Brant had gone out. Mr. Peabody was alone, before the bowl, when Beth slipped silently into the apartment. She looked pale and distressed.
“Dad!” she cried
anxiously. “How are you?” She came to him, and took his trembling hands. “Rex warned me on the phone not to come: he was afraid the police would follow me. But I don’t think they saw me. And I had to come, Dad. I was so worried. But how are you?”
“I think I’ll be all right,” Mr. Peabody lied stoutly, and tried to conceal the tremor in his voice. “I’m glad to see you, dear. Tell me about your mother and Bill.”
“They’re all right. But Dad, you look so ill!”
“Here, I’ve something for you.” Mr. Peabody took the five hundred dollars out of his wallet, and put it in her hands. “There will be more, after—later.”
“But, Dad-”
“Don’t worry, dear, it isn’t counterfeit.”
“It isn’t that.” Her voice was distressed. “Rex has tried to tell me about these miracles. I don’t understand them, Dad; I don’t know what to believe. But I do know we don’t want the money you make with them. None of us.”
Mr. Peabody tried to cover his hurt.
“But my dear,” he asked, “how are you going to live?” “I’m going to work, next week,” she said. “I’m going to be a reception clerk for a dentist—until Rex has an office of his own. And Mom is going to take two boarders, in the spare room.”
“But,” said Mr.

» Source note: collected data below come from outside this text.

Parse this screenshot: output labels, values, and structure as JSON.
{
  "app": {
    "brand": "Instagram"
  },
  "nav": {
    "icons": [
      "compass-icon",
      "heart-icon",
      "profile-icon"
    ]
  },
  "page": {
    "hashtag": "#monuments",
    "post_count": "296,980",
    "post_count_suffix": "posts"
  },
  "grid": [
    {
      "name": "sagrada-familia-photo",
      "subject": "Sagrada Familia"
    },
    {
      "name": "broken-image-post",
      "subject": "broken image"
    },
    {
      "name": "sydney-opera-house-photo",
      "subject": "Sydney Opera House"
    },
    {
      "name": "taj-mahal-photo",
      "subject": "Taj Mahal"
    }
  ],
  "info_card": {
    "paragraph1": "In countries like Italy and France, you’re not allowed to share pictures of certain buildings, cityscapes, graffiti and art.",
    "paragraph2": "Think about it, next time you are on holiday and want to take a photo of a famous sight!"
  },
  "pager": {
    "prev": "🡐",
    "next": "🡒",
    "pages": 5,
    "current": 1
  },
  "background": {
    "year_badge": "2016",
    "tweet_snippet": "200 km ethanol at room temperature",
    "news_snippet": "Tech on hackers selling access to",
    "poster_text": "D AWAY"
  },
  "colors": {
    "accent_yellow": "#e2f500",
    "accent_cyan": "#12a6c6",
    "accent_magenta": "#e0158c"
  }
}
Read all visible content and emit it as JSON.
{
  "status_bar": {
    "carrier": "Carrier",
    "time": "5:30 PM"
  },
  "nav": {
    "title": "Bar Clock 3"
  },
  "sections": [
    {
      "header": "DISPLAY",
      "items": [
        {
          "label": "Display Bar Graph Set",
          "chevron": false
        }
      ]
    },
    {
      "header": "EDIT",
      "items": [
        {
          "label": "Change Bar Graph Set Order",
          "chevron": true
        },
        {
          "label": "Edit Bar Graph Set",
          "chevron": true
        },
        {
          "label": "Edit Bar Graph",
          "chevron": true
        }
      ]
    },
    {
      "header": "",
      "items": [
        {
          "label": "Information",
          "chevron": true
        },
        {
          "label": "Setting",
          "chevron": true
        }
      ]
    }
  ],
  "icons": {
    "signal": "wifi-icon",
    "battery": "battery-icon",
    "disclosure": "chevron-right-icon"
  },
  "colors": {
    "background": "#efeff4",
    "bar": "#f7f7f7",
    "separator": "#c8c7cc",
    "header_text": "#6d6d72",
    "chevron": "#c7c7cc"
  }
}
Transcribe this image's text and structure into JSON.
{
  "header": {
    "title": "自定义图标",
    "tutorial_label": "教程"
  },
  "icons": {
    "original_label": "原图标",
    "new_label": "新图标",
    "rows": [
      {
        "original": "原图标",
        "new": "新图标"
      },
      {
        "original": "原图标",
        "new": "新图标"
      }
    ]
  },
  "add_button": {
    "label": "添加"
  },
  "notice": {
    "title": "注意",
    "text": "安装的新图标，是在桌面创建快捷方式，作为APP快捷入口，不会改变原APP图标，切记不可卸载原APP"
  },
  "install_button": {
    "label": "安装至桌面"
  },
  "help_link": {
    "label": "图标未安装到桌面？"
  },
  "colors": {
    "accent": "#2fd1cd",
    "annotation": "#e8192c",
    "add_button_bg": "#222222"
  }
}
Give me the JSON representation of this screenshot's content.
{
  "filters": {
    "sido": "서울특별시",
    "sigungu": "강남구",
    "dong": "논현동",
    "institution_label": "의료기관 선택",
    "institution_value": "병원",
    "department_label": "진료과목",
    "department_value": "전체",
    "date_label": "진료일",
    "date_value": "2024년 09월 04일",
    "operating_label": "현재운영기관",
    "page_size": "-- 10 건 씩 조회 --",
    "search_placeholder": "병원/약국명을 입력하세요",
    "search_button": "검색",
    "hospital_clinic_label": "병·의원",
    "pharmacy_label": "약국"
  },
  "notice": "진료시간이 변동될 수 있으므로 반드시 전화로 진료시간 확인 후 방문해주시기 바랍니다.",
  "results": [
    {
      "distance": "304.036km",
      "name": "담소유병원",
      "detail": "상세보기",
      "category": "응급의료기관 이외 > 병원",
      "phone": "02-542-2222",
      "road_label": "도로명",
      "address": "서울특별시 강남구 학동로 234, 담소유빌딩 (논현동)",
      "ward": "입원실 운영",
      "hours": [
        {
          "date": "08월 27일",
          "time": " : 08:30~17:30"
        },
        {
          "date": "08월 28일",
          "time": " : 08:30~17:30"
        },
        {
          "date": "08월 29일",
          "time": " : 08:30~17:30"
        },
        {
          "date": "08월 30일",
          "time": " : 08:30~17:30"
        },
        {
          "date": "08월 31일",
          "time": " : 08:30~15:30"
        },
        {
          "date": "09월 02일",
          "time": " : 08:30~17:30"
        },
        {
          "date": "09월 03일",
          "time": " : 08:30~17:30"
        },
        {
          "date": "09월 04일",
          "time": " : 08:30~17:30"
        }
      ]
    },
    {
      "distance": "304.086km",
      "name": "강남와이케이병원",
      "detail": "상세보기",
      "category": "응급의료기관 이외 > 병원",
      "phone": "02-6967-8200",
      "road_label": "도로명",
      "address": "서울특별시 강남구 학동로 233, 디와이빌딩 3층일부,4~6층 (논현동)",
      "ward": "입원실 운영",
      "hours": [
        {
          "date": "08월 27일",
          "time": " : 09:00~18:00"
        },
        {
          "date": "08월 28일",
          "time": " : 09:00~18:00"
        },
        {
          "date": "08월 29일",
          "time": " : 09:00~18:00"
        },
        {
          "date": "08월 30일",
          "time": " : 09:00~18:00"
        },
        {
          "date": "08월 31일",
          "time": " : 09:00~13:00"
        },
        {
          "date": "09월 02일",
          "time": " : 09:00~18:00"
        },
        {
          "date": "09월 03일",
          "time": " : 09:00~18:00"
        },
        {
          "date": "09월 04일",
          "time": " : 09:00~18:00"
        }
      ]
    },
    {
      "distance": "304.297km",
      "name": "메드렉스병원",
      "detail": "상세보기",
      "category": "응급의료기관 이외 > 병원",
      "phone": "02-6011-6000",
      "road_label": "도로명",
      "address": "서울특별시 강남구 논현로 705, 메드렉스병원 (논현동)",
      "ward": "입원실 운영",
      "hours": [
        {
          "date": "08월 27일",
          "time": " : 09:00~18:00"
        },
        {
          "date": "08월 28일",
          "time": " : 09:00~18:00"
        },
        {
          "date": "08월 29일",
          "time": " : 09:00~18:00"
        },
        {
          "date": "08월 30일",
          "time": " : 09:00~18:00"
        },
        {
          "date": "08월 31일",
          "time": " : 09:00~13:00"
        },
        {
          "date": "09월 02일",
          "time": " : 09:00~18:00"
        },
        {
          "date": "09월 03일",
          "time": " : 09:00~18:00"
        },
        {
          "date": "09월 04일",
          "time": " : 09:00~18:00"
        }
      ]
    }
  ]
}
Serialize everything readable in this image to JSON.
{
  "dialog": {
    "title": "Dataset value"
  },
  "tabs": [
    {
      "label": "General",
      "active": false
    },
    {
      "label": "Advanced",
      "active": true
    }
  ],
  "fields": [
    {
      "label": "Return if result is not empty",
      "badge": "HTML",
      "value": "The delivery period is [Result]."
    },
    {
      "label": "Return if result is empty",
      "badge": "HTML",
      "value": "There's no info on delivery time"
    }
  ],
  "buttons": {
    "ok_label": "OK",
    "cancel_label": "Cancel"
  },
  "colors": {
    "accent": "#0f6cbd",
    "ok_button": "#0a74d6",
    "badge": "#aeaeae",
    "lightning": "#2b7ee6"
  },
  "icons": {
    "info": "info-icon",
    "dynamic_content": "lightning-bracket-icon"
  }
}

Peabody, “there is William.”
“Bill already has a job,” Beth informed him. “You know the fellow he ran into? Well, the man has a garage. He let Bill go to work for him. Bill gets fifteen a week, and pays back six for the accident. Bill’s doing all right.”
The way she looked when she said it made it clear to Mr. Peabody that there had been a guiding spirit in his family’s remarkable reformation—and that Beth had had a lot to do with it. Mr. Peabody smiled at her gratefully to show that he understood, but he said nothing.
She refused to watch him demonstrate his gift.
“No, Dad.” She moved back almost in horror from the little bowl with the lifeless goldfish floating in it. “I don’t like magic, and I don’t believe in something for nothing. There is always a catch to it.”
She came and took his hand again, earnestly.
“Dad,” she begged softly, “why don’t you give up this gift? Whatever it is. Why don’t you explain everything to the police and your boss, and try to get your old job back?”